Over 18 months I reviewed and re-indexed every page, reorganised the content using analytics data on how people actually moved through the site, and built a new edit-in-place editorial interface so staff could design rich pages without third-party tools. The intranet was folded into the main site, killing a whole separate system. The new theme was mobile-first, and Apache was tuned specifically for the Christmas Eve spike.
The site survived its first Festival without drama, the editorial team stopped needing a developer for everyday changes, and the College stopped paying to run two websites.
MTR — Drupal 7 to Drupal 10 for platforms that couldn't stop trading
MTR runs trade-in and recycling platforms for phones and personal electronics, including campaigns for Samsung. The platforms were on Drupal 7, processed thousands of transactions a day during promotions, and handled the kind of data that has to be encrypted, processed on-site behind a firewall, and wrapped in fraud prevention. "Take the site down for a few weeks while we rebuild" was not on the menu.
I rebuilt the Drupal 7 platforms in Drupal 10 — theme, data structures, and the backend API integration with the central system that pushed device models and pricing out to each platform and pulled transaction data back in. I also carried a set of sites up through the Drupal 8 → 9 → 10 chain, and built a new module suite for the phone repair workflow, from video-recorded parcel unpacking through to parts ordering and reporting.
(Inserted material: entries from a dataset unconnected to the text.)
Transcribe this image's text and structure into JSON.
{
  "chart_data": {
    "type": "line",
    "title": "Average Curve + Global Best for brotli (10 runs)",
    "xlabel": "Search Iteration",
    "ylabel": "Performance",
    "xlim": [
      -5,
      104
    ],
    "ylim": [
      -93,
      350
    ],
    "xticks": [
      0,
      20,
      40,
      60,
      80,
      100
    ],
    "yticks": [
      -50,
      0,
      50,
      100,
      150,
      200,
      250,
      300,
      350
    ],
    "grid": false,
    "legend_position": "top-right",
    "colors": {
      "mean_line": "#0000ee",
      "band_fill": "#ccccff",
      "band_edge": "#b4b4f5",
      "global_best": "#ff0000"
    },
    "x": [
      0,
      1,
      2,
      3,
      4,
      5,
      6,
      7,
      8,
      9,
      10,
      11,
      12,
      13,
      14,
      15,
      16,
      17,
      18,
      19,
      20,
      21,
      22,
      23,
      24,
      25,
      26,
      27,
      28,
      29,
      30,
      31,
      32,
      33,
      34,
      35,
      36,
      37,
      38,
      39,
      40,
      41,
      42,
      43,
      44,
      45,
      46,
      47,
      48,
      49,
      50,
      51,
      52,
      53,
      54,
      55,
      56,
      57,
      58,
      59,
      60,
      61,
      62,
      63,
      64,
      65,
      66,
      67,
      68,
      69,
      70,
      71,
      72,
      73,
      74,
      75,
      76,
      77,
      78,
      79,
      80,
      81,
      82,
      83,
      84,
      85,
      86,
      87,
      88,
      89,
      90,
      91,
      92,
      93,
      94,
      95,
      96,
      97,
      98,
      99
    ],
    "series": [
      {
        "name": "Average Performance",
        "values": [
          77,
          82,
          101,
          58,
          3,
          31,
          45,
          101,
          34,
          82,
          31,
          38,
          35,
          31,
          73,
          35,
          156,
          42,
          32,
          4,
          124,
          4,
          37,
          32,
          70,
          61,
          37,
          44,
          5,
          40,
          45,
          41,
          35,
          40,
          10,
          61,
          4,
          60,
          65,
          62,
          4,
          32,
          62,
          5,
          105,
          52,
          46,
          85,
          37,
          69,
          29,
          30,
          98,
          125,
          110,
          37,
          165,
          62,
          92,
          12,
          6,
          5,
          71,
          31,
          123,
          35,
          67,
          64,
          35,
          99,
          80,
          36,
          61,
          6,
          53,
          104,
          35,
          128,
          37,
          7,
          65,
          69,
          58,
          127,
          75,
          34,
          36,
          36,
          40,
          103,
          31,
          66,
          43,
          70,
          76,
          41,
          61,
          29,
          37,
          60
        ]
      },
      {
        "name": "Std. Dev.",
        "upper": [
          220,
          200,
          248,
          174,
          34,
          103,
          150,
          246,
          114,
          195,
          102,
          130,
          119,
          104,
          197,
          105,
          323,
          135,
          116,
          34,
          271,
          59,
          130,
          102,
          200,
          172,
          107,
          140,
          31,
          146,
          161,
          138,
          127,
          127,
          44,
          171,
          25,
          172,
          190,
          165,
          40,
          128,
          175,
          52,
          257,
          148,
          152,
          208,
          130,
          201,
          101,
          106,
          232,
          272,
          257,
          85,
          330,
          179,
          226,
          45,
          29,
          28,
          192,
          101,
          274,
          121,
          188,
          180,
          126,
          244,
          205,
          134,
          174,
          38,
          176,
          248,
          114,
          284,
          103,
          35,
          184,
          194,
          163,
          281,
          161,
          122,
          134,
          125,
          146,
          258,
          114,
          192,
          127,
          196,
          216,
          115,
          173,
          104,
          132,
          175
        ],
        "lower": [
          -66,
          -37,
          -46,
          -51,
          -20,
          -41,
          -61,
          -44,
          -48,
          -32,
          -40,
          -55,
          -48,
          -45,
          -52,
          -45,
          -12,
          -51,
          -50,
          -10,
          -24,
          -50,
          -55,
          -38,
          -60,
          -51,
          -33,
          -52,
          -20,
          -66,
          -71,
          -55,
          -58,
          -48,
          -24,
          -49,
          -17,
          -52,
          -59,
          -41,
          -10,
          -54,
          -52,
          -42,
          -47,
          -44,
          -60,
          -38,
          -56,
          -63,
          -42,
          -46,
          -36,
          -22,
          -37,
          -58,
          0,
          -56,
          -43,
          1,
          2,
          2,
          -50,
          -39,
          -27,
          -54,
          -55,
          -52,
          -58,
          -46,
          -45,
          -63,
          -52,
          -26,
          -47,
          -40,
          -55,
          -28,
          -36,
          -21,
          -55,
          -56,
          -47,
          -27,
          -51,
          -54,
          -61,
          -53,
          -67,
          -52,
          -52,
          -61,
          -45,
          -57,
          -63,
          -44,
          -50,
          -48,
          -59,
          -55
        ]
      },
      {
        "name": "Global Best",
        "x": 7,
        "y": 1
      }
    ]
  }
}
The platforms kept trading throughout, including through Samsung promotional campaigns at full volume.
A Cambridge St John's College School — the upgrade everyone had been putting off
A well-known Cambridge school had a Drupal estate that had been quietly falling behind for years: Drupal 8 and 9 sites, a long tail of third-party modules, and a CiviCRM database north of 10 GB sitting underneath everything. Every year the upgrade got harder, so every year it got postponed — the classic trap.
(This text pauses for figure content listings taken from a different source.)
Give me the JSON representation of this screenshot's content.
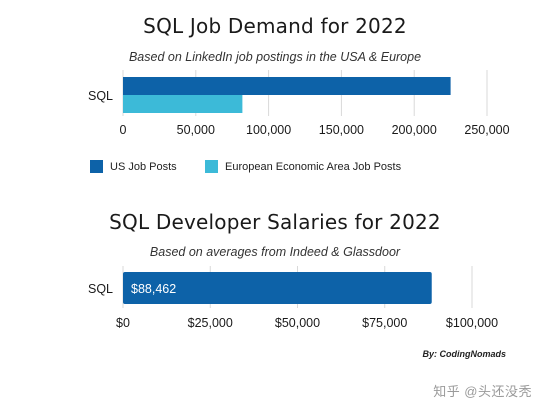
{
  "colors": {
    "us": "#0d62a8",
    "eea": "#3cbad8",
    "grid": "#d9d9d9"
  },
  "chart_data": [
    {
      "type": "bar",
      "orientation": "horizontal",
      "title": "SQL Job Demand for 2022",
      "subtitle": "Based on LinkedIn job postings in the USA & Europe",
      "categories": [
        "SQL"
      ],
      "series": [
        {
          "name": "US Job Posts",
          "values": [
            225000
          ]
        },
        {
          "name": "European Economic Area Job Posts",
          "values": [
            82000
          ]
        }
      ],
      "xlim": [
        0,
        250000
      ],
      "xticks": [
        "0",
        "50,000",
        "100,000",
        "150,000",
        "200,000",
        "250,000"
      ],
      "xtick_values": [
        0,
        50000,
        100000,
        150000,
        200000,
        250000
      ],
      "grid": true,
      "legend": "bottom"
    },
    {
      "type": "bar",
      "orientation": "horizontal",
      "title": "SQL Developer Salaries for 2022",
      "subtitle": "Based on averages from Indeed & Glassdoor",
      "categories": [
        "SQL"
      ],
      "series": [
        {
          "values": [
            88462
          ]
        }
      ],
      "data_labels": [
        "$88,462"
      ],
      "xlim": [
        0,
        100000
      ],
      "xticks": [
        "$0",
        "$25,000",
        "$50,000",
        "$75,000",
        "$100,000"
      ],
      "xtick_values": [
        0,
        25000,
        50000,
        75000,
        100000
      ],
      "grid": true
    }
  ],
  "credit": "By: CodingNomads",
  "watermark": "知乎 @头还没秃"
}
I planned and delivered the upgrades to Drupal 10, working through the module compatibility problems one by one and keeping the school's non-technical staff informed in plain English at every stage — what I was doing, why, and what it meant for them. Alongside it I built a parent relationship system with personalised newsletters, SMS integration via Twilio, granular privacy controls, and React apps running inside Drupal pages, so the editorial team kept the tools they knew while parents got a modern, fast interface.
The estate came out current, supported, and — for the first time in years — boring to maintain. Which is the goal.